1. Penghormatan terhadap Perbedaan Pilihan
- Definisi: Mengakui bahwa setiap warga negara memiliki hak yang sama untuk memilih partai atau calon mana pun (prinsip Rahasia dan Bebas dalam Pemilu).
- Implementasi: Tidak mengucilkan, menghakimi, atau memutuskan silaturahmi dengan tetangga, teman, atau bahkan anggota keluarga hanya karena pilihan mereka berbeda.
2. Penerimaan Hasil yang Sah
- Definisi: Siap untuk menang dan siap untuk kalah. Pihak yang kalah harus mengakui kemenangan lawan yang telah ditetapkan melalui proses yang sah dan konstitusional.
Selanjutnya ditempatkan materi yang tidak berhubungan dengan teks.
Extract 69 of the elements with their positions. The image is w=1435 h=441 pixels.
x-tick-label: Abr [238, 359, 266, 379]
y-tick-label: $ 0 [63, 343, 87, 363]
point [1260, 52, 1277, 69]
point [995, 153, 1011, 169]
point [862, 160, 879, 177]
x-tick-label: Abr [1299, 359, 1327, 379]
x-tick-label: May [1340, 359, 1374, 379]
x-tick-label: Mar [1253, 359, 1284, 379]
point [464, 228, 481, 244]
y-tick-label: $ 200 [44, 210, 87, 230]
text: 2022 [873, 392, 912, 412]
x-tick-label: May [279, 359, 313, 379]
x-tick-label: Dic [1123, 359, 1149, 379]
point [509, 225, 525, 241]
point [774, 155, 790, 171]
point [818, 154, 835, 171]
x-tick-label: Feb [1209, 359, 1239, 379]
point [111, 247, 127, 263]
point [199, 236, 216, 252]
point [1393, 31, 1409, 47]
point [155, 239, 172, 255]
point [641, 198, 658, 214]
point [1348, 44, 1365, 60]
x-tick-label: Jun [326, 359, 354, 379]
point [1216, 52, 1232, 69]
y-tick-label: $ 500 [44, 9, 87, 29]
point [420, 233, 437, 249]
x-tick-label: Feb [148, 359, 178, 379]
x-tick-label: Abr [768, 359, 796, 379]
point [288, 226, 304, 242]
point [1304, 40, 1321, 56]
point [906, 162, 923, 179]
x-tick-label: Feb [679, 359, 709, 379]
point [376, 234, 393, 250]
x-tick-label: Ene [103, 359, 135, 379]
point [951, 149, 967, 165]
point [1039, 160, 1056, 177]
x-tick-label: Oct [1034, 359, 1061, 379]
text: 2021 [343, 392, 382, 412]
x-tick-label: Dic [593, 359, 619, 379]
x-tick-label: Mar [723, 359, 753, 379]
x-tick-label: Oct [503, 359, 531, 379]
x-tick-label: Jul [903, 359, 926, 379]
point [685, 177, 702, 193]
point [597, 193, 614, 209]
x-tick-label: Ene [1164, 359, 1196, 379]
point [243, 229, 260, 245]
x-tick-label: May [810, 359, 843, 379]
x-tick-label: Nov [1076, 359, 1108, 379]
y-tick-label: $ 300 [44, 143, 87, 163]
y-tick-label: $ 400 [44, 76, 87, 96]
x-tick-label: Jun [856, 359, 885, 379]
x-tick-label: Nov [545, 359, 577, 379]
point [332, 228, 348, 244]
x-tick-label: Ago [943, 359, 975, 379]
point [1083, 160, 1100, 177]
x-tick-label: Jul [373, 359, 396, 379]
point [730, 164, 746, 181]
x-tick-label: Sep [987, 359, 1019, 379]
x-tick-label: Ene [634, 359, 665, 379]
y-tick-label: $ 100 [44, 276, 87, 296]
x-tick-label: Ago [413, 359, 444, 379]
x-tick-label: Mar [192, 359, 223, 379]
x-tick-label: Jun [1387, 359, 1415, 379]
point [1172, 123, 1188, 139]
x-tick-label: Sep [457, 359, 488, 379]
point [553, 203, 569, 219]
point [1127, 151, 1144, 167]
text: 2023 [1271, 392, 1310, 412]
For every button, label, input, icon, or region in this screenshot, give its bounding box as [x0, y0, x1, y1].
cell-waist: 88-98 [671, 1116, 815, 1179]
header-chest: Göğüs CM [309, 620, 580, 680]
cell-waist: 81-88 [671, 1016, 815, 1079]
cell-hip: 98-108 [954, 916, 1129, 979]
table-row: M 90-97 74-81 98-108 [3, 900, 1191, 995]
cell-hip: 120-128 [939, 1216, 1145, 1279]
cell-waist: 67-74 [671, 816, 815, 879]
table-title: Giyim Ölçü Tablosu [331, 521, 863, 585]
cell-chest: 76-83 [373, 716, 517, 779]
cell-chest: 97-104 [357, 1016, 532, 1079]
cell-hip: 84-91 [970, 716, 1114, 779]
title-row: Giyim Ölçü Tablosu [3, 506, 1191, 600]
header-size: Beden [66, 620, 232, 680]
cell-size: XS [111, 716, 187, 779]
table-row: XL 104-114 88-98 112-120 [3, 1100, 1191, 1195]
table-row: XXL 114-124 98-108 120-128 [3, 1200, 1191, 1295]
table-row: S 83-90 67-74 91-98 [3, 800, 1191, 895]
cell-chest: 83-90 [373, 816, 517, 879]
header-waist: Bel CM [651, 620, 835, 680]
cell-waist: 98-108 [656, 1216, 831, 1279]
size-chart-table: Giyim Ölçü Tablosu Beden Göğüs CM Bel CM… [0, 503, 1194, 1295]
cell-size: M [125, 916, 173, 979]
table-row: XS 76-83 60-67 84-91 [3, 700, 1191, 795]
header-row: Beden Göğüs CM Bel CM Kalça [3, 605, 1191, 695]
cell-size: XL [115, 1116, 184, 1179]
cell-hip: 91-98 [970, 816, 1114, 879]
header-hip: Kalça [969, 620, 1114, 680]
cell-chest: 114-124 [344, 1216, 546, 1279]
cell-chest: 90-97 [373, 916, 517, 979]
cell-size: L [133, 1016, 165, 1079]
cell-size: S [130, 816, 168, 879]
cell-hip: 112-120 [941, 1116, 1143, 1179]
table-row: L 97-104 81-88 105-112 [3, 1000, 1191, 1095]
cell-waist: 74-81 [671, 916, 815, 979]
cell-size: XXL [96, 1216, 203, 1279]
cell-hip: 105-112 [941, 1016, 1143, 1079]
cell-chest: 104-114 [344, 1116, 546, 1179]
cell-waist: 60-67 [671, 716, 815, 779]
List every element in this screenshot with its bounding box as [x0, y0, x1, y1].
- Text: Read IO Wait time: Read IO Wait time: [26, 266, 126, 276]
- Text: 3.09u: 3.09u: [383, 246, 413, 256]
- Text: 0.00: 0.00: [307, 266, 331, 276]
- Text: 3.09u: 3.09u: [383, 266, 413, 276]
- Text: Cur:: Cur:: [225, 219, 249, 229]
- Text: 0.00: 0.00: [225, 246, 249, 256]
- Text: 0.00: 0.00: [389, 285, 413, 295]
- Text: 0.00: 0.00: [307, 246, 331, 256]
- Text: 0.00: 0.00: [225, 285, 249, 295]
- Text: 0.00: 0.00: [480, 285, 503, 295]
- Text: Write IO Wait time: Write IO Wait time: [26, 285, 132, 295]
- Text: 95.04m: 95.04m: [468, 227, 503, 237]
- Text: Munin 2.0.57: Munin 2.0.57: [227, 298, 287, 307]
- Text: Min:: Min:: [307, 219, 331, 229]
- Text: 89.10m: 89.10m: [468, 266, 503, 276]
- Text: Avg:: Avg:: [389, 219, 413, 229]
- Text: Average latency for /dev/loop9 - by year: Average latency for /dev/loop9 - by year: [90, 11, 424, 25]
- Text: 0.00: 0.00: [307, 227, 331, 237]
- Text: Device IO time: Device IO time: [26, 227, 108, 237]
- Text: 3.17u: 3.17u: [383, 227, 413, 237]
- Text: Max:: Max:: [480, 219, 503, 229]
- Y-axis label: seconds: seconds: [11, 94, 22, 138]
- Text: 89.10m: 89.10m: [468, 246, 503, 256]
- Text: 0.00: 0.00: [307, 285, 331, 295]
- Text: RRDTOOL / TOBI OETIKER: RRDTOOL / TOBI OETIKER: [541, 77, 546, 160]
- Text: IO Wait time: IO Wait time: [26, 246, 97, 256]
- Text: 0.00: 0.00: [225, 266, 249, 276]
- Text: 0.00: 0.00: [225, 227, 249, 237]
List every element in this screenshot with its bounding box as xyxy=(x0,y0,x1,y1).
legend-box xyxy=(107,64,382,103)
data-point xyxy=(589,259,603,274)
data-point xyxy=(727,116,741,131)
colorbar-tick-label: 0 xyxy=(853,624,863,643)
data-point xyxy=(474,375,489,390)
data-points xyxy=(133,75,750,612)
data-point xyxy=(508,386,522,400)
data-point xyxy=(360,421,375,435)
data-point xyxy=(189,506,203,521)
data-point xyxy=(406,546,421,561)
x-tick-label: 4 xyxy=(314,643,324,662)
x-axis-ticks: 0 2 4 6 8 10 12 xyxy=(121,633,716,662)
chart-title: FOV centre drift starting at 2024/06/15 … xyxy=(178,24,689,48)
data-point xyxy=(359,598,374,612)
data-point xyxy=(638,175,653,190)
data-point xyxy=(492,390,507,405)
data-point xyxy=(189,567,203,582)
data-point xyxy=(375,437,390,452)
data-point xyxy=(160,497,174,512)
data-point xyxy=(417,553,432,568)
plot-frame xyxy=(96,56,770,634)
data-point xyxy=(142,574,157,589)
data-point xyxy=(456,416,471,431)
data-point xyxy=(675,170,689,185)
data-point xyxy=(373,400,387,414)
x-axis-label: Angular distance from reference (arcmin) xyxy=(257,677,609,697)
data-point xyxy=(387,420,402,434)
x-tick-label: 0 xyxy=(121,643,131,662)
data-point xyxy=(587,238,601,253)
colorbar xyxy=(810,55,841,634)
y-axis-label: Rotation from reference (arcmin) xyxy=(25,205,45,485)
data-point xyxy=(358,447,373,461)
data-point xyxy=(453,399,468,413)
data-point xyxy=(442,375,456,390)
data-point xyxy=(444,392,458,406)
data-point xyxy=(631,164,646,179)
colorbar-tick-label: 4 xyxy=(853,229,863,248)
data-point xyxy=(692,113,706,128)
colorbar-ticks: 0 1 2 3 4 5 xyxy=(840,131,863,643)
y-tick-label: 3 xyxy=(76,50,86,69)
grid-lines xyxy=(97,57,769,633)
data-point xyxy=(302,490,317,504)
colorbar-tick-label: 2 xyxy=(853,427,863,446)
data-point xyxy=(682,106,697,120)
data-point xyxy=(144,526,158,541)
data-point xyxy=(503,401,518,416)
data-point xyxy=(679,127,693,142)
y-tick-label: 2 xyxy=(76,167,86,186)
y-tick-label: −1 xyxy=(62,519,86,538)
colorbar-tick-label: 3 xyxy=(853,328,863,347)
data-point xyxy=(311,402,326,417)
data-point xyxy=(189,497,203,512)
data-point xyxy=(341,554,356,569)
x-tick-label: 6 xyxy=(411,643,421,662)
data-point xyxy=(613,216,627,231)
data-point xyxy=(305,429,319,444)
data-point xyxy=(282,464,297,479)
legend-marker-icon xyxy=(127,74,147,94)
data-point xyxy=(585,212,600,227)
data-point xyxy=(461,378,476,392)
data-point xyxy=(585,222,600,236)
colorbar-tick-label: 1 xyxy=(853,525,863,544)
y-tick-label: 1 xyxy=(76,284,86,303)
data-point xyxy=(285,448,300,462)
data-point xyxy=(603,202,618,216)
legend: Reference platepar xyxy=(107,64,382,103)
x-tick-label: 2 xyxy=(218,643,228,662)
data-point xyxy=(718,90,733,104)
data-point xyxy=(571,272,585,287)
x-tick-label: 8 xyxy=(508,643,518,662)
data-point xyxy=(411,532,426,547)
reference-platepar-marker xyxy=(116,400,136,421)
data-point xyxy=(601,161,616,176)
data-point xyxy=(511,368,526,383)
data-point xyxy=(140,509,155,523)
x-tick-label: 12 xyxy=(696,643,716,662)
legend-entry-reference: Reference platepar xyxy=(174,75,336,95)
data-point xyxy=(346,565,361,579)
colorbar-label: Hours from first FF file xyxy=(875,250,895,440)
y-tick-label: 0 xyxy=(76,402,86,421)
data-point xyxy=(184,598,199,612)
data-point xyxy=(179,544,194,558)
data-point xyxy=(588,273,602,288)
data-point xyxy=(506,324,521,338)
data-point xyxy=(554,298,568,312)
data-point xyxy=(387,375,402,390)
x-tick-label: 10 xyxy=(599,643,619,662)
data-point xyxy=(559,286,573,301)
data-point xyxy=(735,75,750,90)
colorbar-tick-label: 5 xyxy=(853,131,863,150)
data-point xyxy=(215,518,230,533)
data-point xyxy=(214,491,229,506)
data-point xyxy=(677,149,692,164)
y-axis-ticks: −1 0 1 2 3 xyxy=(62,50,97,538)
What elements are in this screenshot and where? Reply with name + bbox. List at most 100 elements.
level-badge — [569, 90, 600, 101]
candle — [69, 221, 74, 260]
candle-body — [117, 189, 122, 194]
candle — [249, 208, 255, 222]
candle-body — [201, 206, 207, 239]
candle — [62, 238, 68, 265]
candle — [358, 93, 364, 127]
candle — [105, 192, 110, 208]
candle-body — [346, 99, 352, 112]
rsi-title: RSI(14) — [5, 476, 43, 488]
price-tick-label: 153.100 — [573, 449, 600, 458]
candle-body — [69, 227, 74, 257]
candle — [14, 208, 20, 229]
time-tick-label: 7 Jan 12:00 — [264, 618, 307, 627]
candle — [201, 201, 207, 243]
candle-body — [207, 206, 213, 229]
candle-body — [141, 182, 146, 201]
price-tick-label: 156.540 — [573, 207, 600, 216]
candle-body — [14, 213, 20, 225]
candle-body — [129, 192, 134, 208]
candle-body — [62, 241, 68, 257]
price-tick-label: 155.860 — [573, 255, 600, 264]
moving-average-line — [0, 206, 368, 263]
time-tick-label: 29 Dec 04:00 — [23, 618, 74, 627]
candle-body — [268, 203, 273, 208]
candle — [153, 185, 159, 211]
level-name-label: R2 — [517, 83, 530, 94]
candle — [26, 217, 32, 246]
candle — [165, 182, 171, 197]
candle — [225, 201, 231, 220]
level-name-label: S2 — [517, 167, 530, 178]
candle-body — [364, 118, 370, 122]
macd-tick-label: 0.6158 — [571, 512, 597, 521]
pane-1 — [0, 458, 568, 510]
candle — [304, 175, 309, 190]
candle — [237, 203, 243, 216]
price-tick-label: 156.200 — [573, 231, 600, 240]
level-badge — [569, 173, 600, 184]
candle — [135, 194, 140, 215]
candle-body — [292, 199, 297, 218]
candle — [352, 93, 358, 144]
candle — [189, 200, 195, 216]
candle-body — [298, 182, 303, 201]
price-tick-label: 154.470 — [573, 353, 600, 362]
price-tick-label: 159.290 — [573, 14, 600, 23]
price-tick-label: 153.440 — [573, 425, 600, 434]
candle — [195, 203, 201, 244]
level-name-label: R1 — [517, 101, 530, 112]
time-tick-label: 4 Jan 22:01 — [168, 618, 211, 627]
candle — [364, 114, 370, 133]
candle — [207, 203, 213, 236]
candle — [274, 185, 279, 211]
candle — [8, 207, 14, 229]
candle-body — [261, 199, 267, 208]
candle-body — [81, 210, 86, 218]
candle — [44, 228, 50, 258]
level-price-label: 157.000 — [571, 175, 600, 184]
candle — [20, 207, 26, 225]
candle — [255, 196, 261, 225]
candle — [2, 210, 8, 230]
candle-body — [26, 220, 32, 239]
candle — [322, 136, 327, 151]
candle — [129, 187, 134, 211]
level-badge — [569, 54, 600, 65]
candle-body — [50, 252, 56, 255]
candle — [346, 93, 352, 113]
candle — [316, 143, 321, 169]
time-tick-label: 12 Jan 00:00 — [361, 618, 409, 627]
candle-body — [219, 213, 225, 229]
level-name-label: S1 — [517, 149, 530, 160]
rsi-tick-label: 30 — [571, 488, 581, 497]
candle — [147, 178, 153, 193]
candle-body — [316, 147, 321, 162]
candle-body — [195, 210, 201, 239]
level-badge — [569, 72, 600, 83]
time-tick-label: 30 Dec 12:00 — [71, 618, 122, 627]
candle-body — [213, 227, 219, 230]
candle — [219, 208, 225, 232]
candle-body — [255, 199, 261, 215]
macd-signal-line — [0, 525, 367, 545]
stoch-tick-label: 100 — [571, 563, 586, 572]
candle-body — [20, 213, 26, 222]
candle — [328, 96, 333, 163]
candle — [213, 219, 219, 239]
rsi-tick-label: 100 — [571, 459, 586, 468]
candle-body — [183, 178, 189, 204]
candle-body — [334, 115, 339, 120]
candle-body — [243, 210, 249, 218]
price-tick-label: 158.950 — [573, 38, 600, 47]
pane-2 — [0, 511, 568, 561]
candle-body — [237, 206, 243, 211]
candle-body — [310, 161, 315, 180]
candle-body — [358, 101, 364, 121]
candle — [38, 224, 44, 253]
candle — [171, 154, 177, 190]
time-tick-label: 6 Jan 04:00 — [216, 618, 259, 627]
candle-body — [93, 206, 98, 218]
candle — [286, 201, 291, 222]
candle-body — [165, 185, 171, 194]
- Implikasi: Ini mencegah kekerasan politik, demonstrasi yang merusak, atau upaya inkonstitusional untuk merebut kekuasaan.
3. Kebebasan Berpendapat dan Kampanye
- Definisi: Memberi kesempatan kepada semua peserta Pemilu untuk menyampaikan pendapat dan programnya tanpa intimidasi, sensor, atau kekerasan.
- Implementasi: Membiarkan calon dari partai lain berkampanye di lingkungan Anda (selama sesuai aturan), dan mendengarkan argumen mereka tanpa melakukan kekerasan verbal atau fisik.
4. Menolak Diskriminasi Identitas (Politik Identitas Negatif)
- Definisi: Toleransi menuntut agar identitas dasar seseorang (suku, agama, ras, gender) tidak boleh dijadikan alat untuk mendiskriminasi, menyerang, atau menghilangkan hak politiknya.
- Implikasi: Pemilu harus fokus pada program kerja dan integritas calon, bukan pada perbedaan SARA.
Baca juga: Kesadaran Hukum: Pilar Utama Negara Demokrasi
Membangun Masa Depan yang Lebih Inklusif
Toleransi bukanlah akhir dari perjuangan, melainkan sebuah proses yang berkelanjutan dan harus terus dipupuk.
Praktik nyata toleransi terlihat dalam keseharian: dari kesediaan seorang pemilik warung untuk tutup sejenak demi menghormati hari raya keagamaan yang berbeda, hingga musyawarah warga untuk memastikan kebutuhan rumah ibadah semua agama terpenuhi.
Pada akhirnya, toleransi adalah cerminan dari kematangan sebuah peradaban. Dengan menjadikan toleransi sebagai komitmen kolektif, sebuah masyarakat tidak hanya mampu menghindari konflik, tetapi juga dapat mengubah perbedaan menjadi mesin inovasi dan kreativitas yang mendorong kemajuan bersama.
Menjaga tiang kebinekaan berarti memastikan bahwa setiap suara didengar dan setiap identitas dihargai, membangun fondasi yang kokoh untuk masa depan yang adil dan damai.